Vagotonic Effects of Enkephalin Are Not Mediated by Sympatholytic Mechanisms

This study examined the hypothesis that vagotonic and sympatholytic effects of cardiac enkephalins are independently mediated by different receptors. A dose-response was constructed by administering the δ-receptor opioid methionine-enkephalin-arginine-phenylalanine (MEAP) by microdialysis into the interstitium of the canine sinoatrial node during vagal and sympathetic stimulation. The right cardiac sympathetic nerves were stimulated as they exited the stellate ganglion at frequencies selected to increase heart rate approximately 35 bpm. The right cervical vagus was stimulated at frequencies selected to produce a two-step decline in heart rate of 25 and 50 bpm. A six-step dose-response was constructed by recording heart rates during nerve stimulation as the dose of MEAP was increased between 0.05 pmol/min and 1.5 nmol/min. Vagal transmission improved during MEAP at 0.5 pmol/min. However, sympathetically mediated tachycardia was unaltered with any dose of MEAP. In Study 2, a similar dose-response was constructed with the κ-opioid receptor agonist trans(·)-3–4-dichloro-N-methyl-N-[2-(1-pyrrolidinyl)cyclohexyl]benzeneacetamide-HCI (U-50488H) to illustrate an independent sympatholytic effect and to verify its κ-receptor character. U-50488H gradually suppressed the sympathetic tachycardia, with a significant effect obtained only at the highest dose (1.5 nmol/min). U-50488H had no effect on vagally mediated bradycardia. Surprisingly, the sympatholytic effect was not reversed by withdrawing U-50488H or by the subsequent addition of the κ-antagonist 17,17′-(dichloropropylmethyl)-6,6′,7,7′-6,6′-imino-7,7′-binorphinan-3,4′,14,14′-tetroldihydrochloride (norBNI). Study 3 was conducted to determine whether the sympatholytic effect of U-50488H could be prevented by norBNI. NorBNI blocked the sympatholytic effect of the U50488H for 90 mins. When norBNI was discontinued afterward and U-50488H was continued alone, a sympatholytic effect emerged within 30 mins. Collectively these observations support the hypothesis that the vagotonic influence of MEAP is not dependent on a sympatholytic influence. Furthermore, the sympatholytic effect is mediated independently by κ-receptors. The sympatholytic effect of sustained κ-receptor stimulation appears to evolve gradually into a functional state not easily reversed.

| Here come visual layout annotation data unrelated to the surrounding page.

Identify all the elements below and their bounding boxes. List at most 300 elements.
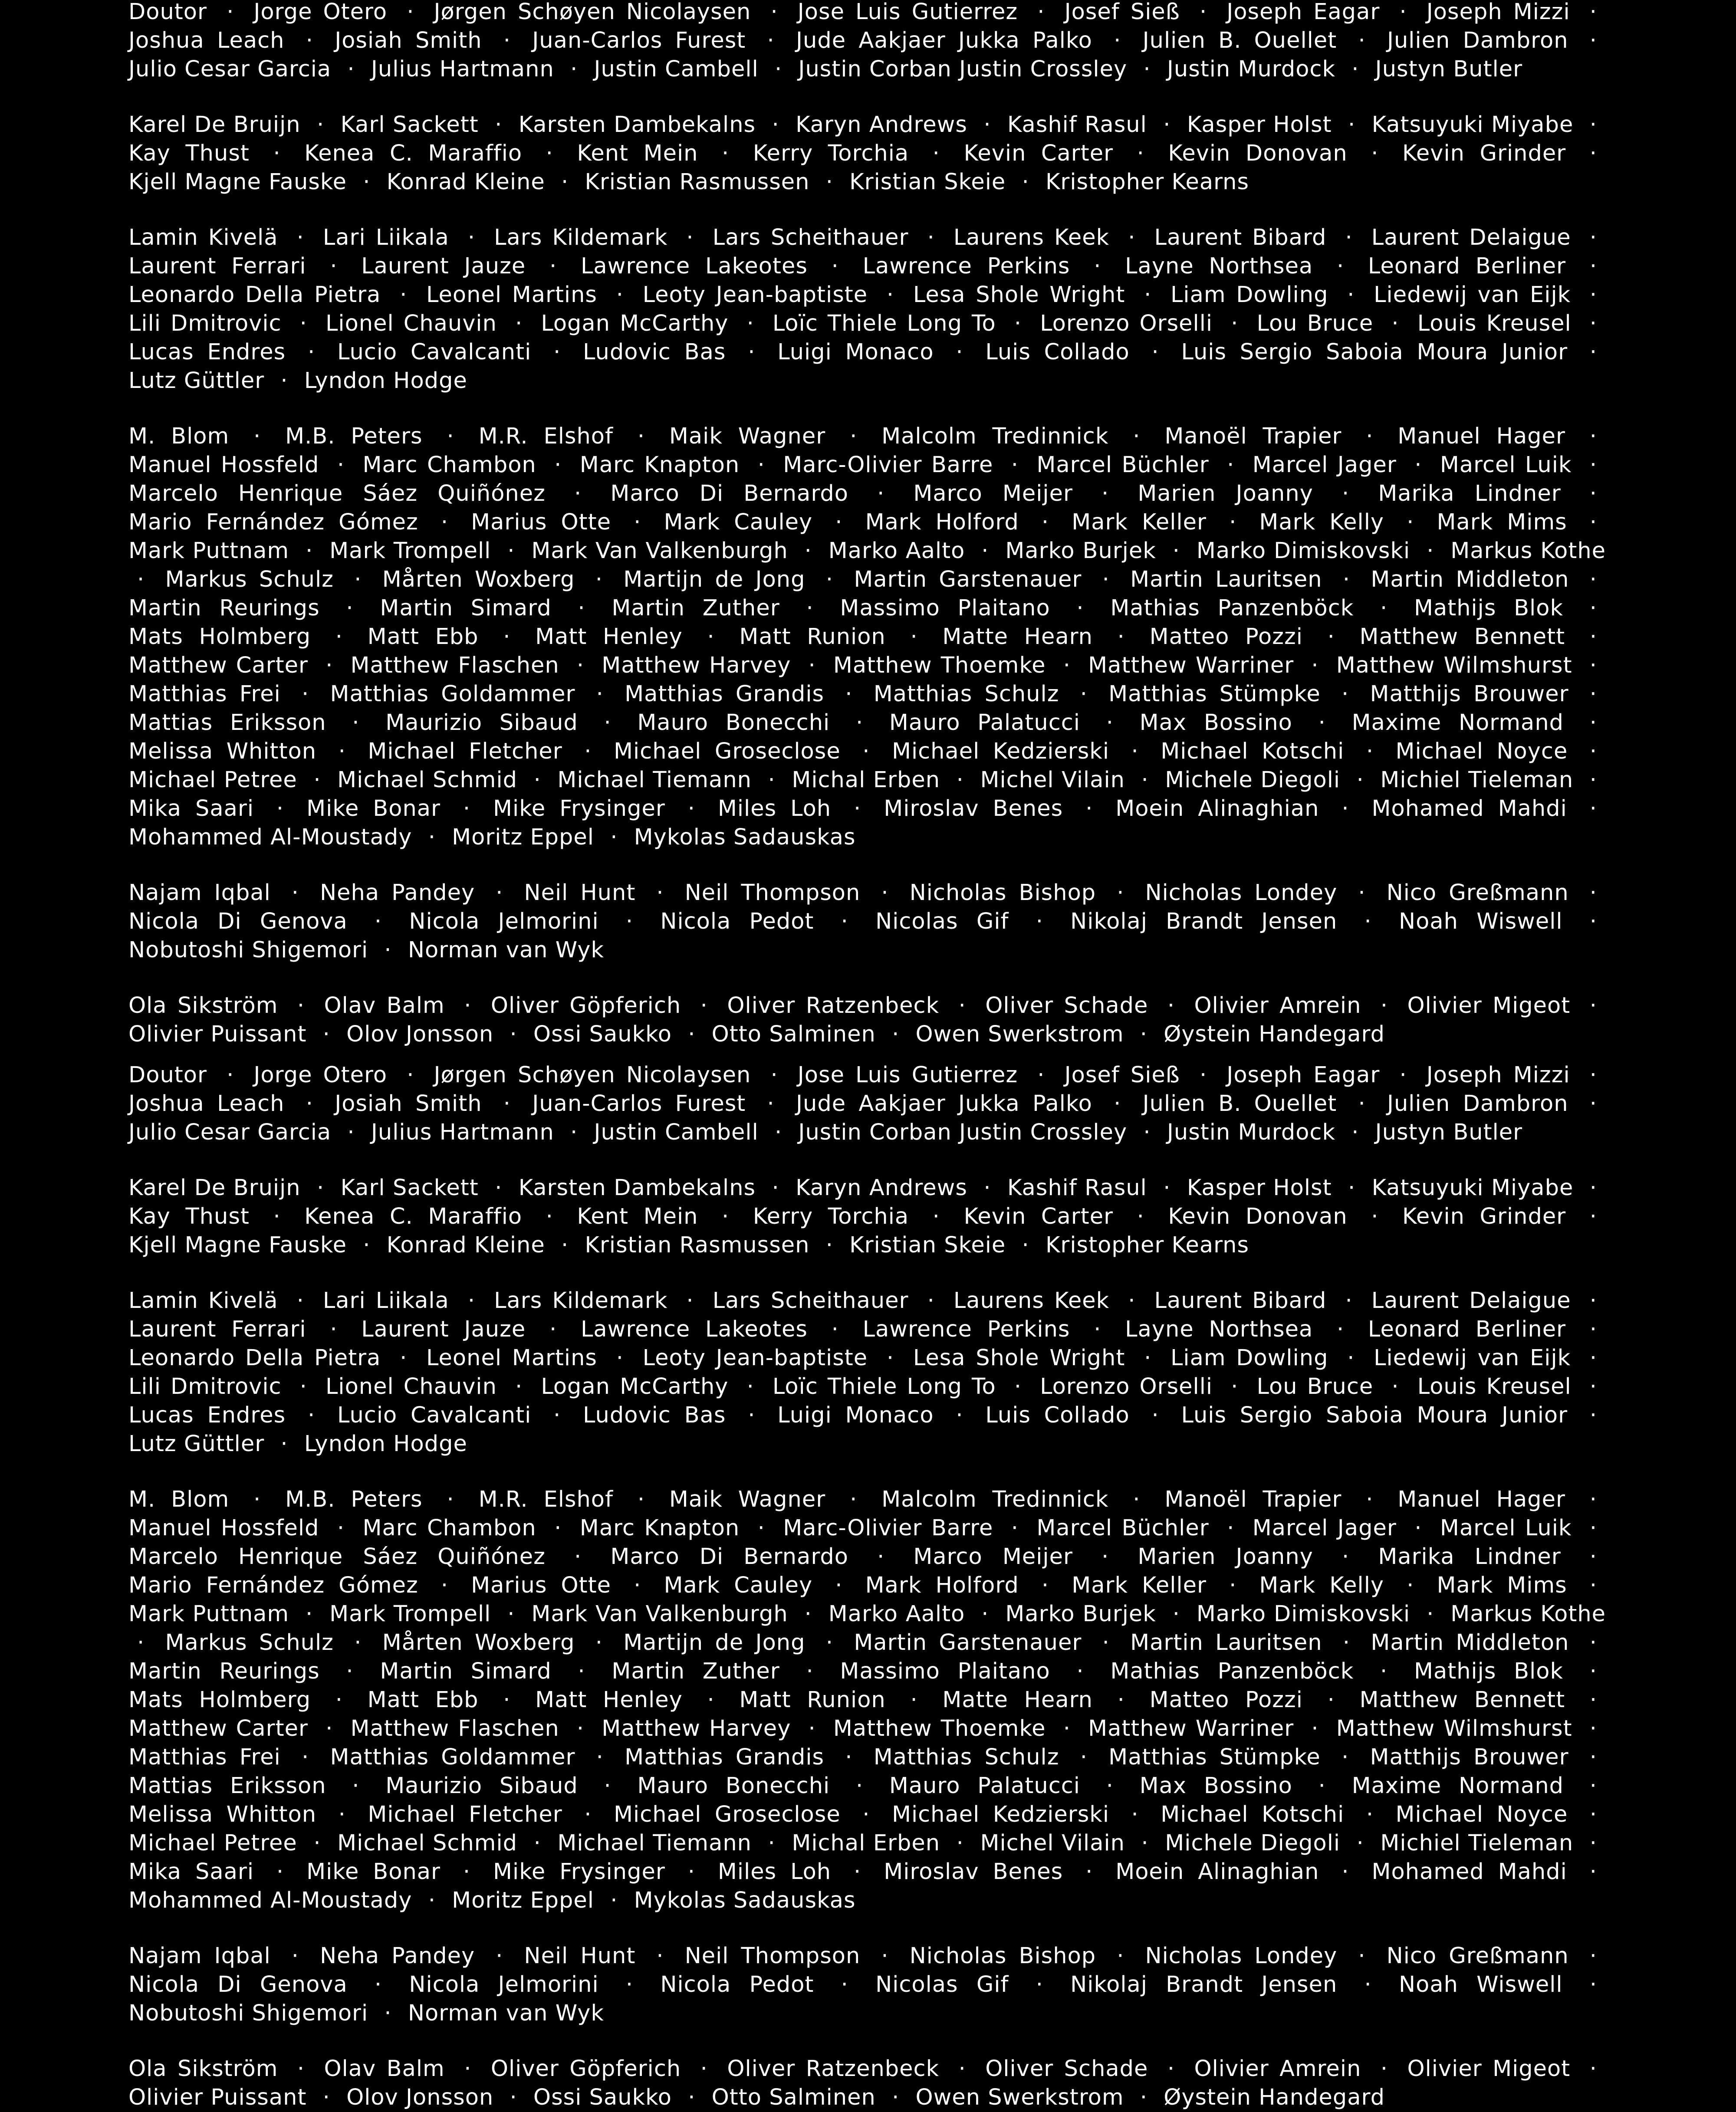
name-separator: · xyxy=(1036,909,1043,934)
name-separator: · xyxy=(1351,1120,1359,1145)
name-separator: · xyxy=(1391,311,1399,336)
name-separator: · xyxy=(1106,710,1114,736)
credit-name: Martin Middleton xyxy=(1371,1630,1569,1655)
credit-name: Mathijs Blok xyxy=(1414,1659,1564,1684)
credit-name: Michele Diegoli xyxy=(1165,767,1341,793)
name-separator: · xyxy=(595,567,603,592)
name-separator: · xyxy=(280,1431,288,1457)
credit-name: Neha Pandey xyxy=(320,1943,475,1969)
credit-name: M.R. Elshof xyxy=(478,424,613,449)
credit-name: Manuel Hager xyxy=(1397,1487,1565,1512)
credit-name: Karl Sackett xyxy=(340,112,479,138)
credit-name: Marko Burjek xyxy=(1005,538,1156,564)
name-separator: · xyxy=(825,1630,834,1655)
name-separator: · xyxy=(804,538,812,564)
credit-name: Martin Simard xyxy=(380,1659,552,1684)
credit-name: Michael Schmid xyxy=(337,1830,518,1856)
credit-name: Lyndon Hodge xyxy=(304,1431,467,1457)
credit-name: Kristian Skeie xyxy=(849,169,1006,195)
credit-name: Marika Lindner xyxy=(1378,481,1561,506)
name-separator: · xyxy=(637,424,645,449)
credit-name: Marco Di Bernardo xyxy=(610,1544,848,1570)
credit-name: Owen Swerkstrom xyxy=(915,2085,1124,2110)
name-separator: · xyxy=(515,311,523,336)
name-separator: · xyxy=(958,2056,966,2082)
credit-name: Ossi Saukko xyxy=(533,2085,672,2110)
name-separator: · xyxy=(1336,253,1345,279)
name-separator: · xyxy=(297,2056,305,2082)
name-separator: · xyxy=(886,282,894,308)
credit-name: Manoël Trapier xyxy=(1164,424,1342,449)
name-separator: · xyxy=(253,1487,261,1512)
credit-name: Neha Pandey xyxy=(320,880,475,906)
credit-name: Katsuyuki Miyabe xyxy=(1371,112,1574,138)
credit-name: Julio Cesar Garcia xyxy=(128,56,332,82)
name-separator: · xyxy=(307,339,316,365)
credit-name: Neil Hunt xyxy=(524,880,636,906)
name-separator: · xyxy=(1128,1288,1136,1314)
credit-name: Lili Dmitrovic xyxy=(128,1374,282,1399)
name-separator: · xyxy=(553,339,561,365)
credit-name: Julius Hartmann xyxy=(371,1120,554,1145)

Sympatholytic delta-2 opioid receptors moderate ganglionic vasomotor control

This study tested the hypothesis that enkephalin increases femoral vascular conductance via the delta-2 phenotype of the opioid receptor (DOR-2) within peripheral sympathetic ganglia. Graded pulses of methionine–enkephalin (ME) were administered (0.03–10 μg/kg) into the terminal aorta of anesthetized dogs proximal to lumbar arteries that perfuse vasomotor ganglia regulating femoral blood flow. Femoral vascular conductance increased sharply (ED50 = 2.6 × 10−9 mol/kg) accompanied by declines in arterial pressure and femoral vascular resistance. A dose-related increase in arterial pressure preceded each subsequent fall in pressure. The DOR-2 antagonist, naltriben (NTB), abrogated the hyperemic effect of ME (ID50 = 1.4 × 10−9 mol/kg). DOR-1 blockade (BNTX) was five-fold less effective. The hyperemic effect of ME was also enhanced when sympathetic activity was reflexly increased by bilateral carotid occlusion. The DOR-2 agonist, deltorphin II, produced exaggerated increases in conductance compared with ME that were also reduced by DOR-2 blockade. DOR-1 blockade eliminated the initial pressor responses, exaggerated the subsequent depressor response, increased baseline femoral conductance 10-fold and shifted the ME-mediated hyperemic threshold one dose lower from 0.3 to 0.1 μg/kg, providing indirect support for a competing DOR-1-mediated constriction. Extended exposure to DOR-1 blockade lowered the maximal ME increase in conductance by 30%, suggesting that BNTX reduces the available pool of DOR receptors. In summary, enkephalin mediates a robust hyperemic effect through sympatholytic ganglionic DOR-2 receptors and DOR-1 antagonist studies provide indirect evidence for constituent opposition from a proposed DOR-1-mediated sympathotonic constrictor pathway.